The General Services Administration (GSA) Western Regions Conference scandal was a political embarrassment for the agency. It led to high-level resignations and a political uproar from members of Congress decrying the profligate spending that the agency engaged in when setting up a conference in Las Vegas.
When an agency faces a scandal like this, much like the famous line from Casablanca, they often react by rounding up the usual suspects and firing them. While these types of politically motivated mass executions may satisfy the critics of federal employees, they often fail to be evidence-based and those who may have had little or nothing to do with a situation often suffer adverse job actions or, as here, wrongful termination.
Last week, for the second time, the Merit Systems Protection Board (MSPB) ruled that the General Services Administration (GSA) had wrongfully terminated an employee in response to the Western Regions Conference scandal. Last year, the MSPB found that the case against another GSA commissioner was also "devoid of evidence," and ordered his reinstatement with back pay.

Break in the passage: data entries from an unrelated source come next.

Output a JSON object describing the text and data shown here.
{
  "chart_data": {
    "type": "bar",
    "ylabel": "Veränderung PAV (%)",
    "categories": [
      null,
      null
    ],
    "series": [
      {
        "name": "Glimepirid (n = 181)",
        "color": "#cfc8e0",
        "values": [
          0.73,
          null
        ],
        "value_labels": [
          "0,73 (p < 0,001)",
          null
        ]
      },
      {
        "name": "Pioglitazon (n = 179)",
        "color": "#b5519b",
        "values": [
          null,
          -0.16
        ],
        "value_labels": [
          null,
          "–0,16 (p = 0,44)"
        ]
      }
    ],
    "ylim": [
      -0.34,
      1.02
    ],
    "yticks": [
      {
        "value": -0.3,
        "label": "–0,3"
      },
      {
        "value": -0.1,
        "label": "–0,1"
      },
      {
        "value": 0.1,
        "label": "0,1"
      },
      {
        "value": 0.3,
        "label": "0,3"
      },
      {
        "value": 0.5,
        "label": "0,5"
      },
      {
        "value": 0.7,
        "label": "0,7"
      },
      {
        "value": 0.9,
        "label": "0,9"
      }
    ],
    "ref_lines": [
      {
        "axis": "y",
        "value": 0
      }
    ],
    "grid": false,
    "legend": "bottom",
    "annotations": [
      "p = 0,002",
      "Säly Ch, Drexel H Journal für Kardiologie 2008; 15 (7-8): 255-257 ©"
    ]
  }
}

The decision of the administrative law judge had found that while the commissioner from Region 7 had no knowledge of the planning and procurement that occurred during the run-up to the Western Regions Conference, and that Region 9 controlled the planning.
The ALJ also noted that he had not participated in the relevant purchasing decisions, and in some cases, was not even aware of the employees who attended the relevant planning, not having been responsible for approving their attendance.
For employees caught up in this type of a scandal, legal representation is always necessary, as the agency, as is demonstrated by this case, sacrifices employees to the maw of public opinion, irrespective of the facts of the situation.